Удвоение мира — единственный способ сделать мир познаваемым. Не только потому, что эта операция позволяет поставить рамку, отграничить требующий понимания кусок от бессмысленного мяса впечатлений, но и потому, что таким образом человек задает своему шаткому положению в этом мире третью точку опоры: я и мир — это всего лишь трагическая ситуация; я, мир и второй мир — это уже структура, благодаря которой можно установиться и попробовать применить голову.
На третий день после переезда из домика на Golden Küste в клинику Маша потребует бумагу и карандаш и начнет рисовать.
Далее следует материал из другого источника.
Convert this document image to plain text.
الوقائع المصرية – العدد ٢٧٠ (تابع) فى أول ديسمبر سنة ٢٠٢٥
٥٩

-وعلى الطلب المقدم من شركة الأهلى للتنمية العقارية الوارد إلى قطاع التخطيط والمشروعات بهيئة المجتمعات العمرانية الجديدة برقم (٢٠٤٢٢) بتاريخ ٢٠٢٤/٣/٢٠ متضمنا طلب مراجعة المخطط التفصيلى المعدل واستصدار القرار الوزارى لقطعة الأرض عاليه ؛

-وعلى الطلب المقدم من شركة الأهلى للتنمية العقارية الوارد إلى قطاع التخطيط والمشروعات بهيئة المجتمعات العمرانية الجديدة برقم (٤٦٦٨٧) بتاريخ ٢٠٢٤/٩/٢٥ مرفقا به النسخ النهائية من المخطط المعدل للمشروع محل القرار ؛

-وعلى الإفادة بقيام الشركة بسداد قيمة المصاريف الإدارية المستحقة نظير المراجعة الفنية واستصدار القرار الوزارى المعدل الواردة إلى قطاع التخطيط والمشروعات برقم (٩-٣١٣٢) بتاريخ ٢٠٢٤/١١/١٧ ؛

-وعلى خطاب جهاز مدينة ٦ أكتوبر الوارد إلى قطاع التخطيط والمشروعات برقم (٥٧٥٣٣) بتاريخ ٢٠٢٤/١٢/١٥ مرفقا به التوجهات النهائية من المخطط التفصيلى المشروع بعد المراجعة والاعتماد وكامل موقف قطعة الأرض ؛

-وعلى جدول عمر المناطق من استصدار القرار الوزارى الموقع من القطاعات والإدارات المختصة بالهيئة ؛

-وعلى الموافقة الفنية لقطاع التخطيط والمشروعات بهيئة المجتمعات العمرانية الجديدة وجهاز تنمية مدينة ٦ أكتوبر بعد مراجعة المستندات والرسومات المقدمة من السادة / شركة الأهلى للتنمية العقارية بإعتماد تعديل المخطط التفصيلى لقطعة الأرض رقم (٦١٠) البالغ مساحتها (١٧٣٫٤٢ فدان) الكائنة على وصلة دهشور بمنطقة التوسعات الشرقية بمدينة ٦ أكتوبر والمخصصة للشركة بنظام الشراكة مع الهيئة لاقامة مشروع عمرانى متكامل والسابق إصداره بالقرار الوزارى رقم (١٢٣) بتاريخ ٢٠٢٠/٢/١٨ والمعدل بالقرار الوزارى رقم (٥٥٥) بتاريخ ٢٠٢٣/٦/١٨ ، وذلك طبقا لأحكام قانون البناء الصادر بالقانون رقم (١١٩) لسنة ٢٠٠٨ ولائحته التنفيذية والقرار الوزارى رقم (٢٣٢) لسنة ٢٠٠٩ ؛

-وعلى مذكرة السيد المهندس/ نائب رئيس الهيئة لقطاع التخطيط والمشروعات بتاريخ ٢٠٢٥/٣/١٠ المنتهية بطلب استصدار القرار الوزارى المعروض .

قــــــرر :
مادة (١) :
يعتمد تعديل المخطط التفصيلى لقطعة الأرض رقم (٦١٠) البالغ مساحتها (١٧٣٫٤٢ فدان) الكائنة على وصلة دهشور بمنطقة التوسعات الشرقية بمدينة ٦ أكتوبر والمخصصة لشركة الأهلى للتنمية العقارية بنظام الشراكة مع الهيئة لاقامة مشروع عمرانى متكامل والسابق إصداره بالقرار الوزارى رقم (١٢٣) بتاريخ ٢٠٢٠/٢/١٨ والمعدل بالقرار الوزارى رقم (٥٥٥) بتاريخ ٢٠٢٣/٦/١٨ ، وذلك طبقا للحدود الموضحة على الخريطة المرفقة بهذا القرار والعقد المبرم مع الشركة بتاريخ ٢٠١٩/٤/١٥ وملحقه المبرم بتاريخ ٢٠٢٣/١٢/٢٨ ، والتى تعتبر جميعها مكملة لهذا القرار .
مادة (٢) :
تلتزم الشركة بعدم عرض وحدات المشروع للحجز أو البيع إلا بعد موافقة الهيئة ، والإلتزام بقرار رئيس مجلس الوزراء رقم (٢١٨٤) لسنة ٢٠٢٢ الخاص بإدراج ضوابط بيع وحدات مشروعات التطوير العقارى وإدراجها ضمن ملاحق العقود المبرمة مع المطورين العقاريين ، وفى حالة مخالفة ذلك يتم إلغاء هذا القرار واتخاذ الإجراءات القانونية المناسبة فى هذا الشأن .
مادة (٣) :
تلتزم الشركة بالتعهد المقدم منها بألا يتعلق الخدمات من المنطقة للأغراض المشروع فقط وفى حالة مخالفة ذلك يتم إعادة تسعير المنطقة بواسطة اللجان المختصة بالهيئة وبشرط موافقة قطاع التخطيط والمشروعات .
Она будет рисовать лица, окружавшие ее в юности, — разумеется, это будет подготовительный этап к работе над «Чумой» (в фильме будут играть пятнадцать актеров, и каждого Маша найдет из нескольких тысяч фотокарточек — ассистенты собьются с ног и проклянут diese Geisteskranke, но ей действительно нужны будут именно эти, заранее нарисованные: в «Чуме» сам ритм появления в кадре мальчишечьих и девчоночьих лиц станет чем-то вроде несущей конструкции, не зря же Маша нарисует в общей сложности несколько десятков лиц и эти пятнадцать, уже на Фридрихштрассе, отберет, раскладывая и перекладывая листы на полу большой комнаты, из которой по такому случаю вынесет вообще все), ив то же время, заставляя свою память работать на пределе возможностей, вытаскивая из забвения лицо за лицом, Маша обнаружит, что этот стремительно разрастающийся каталог есть также не что иное, как мир ее незаметно оказавшейся в прошлом молодости, и, заставляя призрак за призраком проступать с поверхности бумаги, она, в сущности, впервые пытается понять, что это был за мир.